Menurut Mareta, pencemaran air yang terjadi bukan hanya berbahaya, tetapi juga menambah beban hidup masyarakat.
“Setidaknya selama 13 hari pasca-ledakan, warga terpaksa menggunakan air yang sudah tercemar. Air yang bau minyak, berwarna gelap dan berlumpur tetap disalurkan oleh PDAM hanya karena ada pelaksanaan MTQ di sana. Ini jelas mengabaikan hak atas air bersih bagi 3.600 pelanggan di Sanga-Sanga,” tegasnya.

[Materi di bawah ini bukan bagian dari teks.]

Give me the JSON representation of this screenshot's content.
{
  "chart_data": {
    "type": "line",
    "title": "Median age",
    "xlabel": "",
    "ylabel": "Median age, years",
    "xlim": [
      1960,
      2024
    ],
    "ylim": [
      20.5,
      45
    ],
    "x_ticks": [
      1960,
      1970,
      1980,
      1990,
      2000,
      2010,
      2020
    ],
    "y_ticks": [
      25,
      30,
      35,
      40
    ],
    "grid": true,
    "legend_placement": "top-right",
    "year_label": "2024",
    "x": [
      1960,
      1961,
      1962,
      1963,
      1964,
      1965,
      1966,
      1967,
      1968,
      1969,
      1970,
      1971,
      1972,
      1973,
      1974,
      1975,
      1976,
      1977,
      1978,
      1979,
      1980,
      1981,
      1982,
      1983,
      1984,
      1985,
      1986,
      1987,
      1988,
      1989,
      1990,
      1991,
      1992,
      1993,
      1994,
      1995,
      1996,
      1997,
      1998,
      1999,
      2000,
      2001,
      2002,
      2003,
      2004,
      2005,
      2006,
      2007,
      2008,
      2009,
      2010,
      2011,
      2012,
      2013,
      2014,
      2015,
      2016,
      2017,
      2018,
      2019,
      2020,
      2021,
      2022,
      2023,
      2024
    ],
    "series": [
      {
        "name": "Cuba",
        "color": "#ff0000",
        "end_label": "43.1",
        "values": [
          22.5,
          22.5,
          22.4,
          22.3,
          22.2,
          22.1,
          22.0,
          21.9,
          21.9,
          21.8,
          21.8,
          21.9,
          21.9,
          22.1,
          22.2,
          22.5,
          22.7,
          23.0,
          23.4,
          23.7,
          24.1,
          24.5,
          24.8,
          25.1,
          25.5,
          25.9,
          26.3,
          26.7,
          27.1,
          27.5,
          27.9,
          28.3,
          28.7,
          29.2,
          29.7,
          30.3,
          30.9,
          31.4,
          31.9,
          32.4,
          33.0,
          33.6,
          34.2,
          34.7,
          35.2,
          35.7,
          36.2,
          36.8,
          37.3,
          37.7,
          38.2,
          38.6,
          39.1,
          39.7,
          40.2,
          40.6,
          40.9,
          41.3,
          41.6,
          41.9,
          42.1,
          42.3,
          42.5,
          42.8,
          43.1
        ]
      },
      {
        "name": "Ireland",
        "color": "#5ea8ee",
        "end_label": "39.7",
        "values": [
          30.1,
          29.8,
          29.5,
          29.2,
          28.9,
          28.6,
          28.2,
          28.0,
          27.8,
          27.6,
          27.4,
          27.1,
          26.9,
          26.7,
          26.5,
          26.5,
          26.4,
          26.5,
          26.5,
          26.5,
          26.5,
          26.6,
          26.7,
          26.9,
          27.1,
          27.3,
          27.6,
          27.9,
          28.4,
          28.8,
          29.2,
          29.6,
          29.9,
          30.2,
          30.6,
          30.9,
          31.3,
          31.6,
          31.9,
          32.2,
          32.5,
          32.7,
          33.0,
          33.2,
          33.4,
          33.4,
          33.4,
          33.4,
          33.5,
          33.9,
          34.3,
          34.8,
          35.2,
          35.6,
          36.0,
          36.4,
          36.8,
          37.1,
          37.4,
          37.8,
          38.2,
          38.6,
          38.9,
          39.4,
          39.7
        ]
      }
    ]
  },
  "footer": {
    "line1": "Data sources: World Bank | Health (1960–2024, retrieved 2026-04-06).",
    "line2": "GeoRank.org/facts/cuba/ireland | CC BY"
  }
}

JATAM Kaltim bersama warga berharap permintaan informasi ini dapat membuka fakta mengenai kandungan zat pencemar dalam air yang disuplai kepada masyarakat, serta menjadi langkah awal untuk menuntut pertanggungjawaban dari pihak-pihak terkait, khususnya Pertamina dan pemerintah daerah.
“Air adalah sumber kehidupan. Masyarakat berhak tahu apa yang mereka konsumsi. Kami menuntut agar hasil uji laboratorium tersebut dibuka secara transparan kepada publik,” tutup Mareta Sari.
Hingga berita ini diterbitkan, pihak PDAM Tirta Mahakam maupun Pertamina belum memberikan pernyataan resmi terkait permintaan keterbukaan informasi tersebut.